As I’ve mentioned before, a number of the Christian artists I know struggle with feelings of guilt. The message they often get — usually subliminally and not explicitly — from the Christian community is that they need to justify their ‘indulgence’.
One venerable way in which Christian artists have justified their art has been to highlight its didactic potential. What art can teach us.
That’s why Sir Philip Sydney in his Defense of Poesy makes such a point of insisting that good art serves both to delight and instruct.
We’ve become quite suspicious of the ‘didactic imperative’ in recent decades. In many ways, it goes back in many respects to the way our modern experts in propaganda have harnessed human creativity of all forms to smooth the way for great evil.

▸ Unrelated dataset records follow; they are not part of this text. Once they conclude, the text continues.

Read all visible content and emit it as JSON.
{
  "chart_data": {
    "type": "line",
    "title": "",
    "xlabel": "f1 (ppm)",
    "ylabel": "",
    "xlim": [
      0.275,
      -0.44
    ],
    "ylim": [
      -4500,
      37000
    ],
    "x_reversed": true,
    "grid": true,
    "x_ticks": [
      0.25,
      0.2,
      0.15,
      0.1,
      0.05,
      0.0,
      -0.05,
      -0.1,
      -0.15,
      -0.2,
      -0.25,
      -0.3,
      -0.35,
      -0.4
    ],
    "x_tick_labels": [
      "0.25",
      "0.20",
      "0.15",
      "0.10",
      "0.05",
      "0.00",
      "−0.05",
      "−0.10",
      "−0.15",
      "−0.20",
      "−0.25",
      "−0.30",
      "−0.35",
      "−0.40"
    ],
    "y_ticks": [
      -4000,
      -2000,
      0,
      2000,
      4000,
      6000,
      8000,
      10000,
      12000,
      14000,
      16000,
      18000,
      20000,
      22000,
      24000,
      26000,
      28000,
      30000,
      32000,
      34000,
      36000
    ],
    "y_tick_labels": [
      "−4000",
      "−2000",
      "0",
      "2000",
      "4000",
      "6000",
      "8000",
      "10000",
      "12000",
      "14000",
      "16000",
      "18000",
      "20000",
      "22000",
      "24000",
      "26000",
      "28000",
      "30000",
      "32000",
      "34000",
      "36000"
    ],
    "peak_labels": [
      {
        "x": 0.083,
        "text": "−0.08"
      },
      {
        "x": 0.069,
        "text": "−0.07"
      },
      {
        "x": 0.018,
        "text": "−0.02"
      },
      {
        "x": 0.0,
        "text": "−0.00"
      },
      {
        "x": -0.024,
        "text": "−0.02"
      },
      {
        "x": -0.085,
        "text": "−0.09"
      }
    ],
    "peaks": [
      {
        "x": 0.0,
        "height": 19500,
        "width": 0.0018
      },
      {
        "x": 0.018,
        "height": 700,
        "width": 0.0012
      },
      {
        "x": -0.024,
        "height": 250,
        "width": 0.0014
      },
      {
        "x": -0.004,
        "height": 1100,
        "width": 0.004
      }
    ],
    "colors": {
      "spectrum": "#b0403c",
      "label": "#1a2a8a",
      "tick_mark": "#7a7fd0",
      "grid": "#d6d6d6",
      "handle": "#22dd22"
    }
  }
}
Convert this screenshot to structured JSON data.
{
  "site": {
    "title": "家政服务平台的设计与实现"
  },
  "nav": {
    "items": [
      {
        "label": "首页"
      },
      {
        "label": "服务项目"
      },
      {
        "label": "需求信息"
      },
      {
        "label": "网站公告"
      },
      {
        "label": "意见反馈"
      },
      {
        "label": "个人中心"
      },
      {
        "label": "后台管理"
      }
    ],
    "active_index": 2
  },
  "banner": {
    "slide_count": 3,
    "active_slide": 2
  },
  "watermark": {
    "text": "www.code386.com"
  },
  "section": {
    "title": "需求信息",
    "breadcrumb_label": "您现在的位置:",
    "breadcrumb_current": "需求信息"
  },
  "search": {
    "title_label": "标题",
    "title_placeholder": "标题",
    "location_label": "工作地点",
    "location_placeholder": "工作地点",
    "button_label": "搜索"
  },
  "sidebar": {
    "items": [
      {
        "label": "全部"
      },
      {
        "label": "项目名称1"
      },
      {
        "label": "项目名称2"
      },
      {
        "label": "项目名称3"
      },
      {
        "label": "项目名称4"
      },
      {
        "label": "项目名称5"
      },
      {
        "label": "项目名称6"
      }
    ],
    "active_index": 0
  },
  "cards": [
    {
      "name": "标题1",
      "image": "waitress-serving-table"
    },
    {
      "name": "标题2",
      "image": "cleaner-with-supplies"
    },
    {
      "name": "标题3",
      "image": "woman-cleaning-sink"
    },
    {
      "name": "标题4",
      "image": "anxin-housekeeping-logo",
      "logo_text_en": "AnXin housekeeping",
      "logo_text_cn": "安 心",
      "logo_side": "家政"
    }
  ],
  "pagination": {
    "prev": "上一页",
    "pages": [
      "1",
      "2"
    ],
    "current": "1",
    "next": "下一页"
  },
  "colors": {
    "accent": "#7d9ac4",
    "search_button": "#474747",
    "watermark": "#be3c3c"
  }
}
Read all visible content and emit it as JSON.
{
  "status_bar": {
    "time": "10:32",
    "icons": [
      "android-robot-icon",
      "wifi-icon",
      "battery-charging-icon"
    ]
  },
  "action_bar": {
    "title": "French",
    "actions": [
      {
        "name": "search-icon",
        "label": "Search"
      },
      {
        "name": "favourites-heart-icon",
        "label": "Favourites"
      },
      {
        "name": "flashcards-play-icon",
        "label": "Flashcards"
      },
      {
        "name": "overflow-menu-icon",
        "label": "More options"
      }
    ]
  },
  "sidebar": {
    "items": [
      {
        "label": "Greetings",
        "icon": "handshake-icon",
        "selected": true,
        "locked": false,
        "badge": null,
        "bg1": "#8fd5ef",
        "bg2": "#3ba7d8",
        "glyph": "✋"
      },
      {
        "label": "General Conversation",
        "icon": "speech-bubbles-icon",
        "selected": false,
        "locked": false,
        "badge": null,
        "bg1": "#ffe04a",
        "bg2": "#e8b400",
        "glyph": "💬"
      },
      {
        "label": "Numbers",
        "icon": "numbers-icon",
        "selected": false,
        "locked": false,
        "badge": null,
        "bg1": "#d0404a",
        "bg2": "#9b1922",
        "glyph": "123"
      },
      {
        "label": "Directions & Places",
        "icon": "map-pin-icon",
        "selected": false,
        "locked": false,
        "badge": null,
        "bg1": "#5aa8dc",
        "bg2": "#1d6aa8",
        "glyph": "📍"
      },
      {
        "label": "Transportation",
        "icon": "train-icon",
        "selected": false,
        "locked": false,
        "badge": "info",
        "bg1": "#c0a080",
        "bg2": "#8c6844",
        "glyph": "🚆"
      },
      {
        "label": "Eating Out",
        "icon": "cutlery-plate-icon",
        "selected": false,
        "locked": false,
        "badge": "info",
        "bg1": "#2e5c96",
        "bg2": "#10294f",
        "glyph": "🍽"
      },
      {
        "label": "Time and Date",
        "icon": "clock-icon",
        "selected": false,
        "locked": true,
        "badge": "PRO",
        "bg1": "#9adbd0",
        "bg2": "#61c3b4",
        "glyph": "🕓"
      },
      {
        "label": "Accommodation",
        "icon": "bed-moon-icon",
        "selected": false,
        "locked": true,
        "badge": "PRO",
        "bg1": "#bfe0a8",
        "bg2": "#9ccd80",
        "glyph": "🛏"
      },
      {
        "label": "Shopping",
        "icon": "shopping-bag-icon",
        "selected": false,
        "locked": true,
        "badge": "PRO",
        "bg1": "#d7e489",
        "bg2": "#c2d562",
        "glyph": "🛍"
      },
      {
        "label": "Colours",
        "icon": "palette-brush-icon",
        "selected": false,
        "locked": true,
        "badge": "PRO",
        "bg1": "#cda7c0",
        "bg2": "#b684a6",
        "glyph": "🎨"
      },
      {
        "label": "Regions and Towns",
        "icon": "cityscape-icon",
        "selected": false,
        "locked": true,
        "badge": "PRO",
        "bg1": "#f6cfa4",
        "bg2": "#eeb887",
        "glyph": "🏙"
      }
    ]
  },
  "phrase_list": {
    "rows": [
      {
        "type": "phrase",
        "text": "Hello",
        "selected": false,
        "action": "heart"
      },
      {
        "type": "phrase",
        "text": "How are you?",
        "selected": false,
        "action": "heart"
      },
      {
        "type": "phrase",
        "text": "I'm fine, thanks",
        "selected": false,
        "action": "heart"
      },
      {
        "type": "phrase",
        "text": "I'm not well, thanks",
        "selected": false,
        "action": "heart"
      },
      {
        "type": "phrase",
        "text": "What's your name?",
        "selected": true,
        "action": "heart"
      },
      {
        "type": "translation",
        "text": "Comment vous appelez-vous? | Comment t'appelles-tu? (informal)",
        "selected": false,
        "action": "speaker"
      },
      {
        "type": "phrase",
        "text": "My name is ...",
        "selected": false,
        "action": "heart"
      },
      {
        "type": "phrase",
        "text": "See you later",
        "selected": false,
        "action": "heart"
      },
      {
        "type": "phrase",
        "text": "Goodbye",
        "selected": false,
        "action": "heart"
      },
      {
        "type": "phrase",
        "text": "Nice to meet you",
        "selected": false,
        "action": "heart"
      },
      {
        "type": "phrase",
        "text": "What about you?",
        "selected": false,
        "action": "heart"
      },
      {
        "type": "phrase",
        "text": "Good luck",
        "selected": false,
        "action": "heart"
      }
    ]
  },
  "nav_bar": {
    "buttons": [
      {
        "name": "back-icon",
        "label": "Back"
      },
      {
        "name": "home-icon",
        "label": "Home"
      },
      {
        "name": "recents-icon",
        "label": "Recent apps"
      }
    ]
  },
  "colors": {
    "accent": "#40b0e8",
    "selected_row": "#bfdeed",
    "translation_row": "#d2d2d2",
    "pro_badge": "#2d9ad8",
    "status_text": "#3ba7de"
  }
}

This adds fuel to the fire of the iconoclastic impulse, which we see in Calvin’s Institutes 1.XI, that calls upon Christians with artistic ability to employ their skills producing resources to prop up the kids’ Sunday School programme, for example. Didactism is a means of containing the potentially dangerous effects of beauty.
But I have some (non-rhetorical) questions:
- Could it be possible to rehabilitate the question of what art might have to teach us? Can we find a way to draw a sustainable distinction between propaganda and didacticism?
- On the flip side, can we broaden our sense of the ways in which art might instruct or edify? How might we be instructed by even Tim Winton’s kind of disturbing, murky, ambiguous, unresolved work that rams our nose up against some of the most confronting aspects of life (have a go at reading his latest, Breath, if you’re brave)?
- How might the Church find ways to nurture artists who’ll train and stretch our imaginations and help us live as creatures as well as Christians (enjoying the goodness of this world that God has made, governs and promises to perfect — including his remarkable, dynamic gifts of human community and creativity)?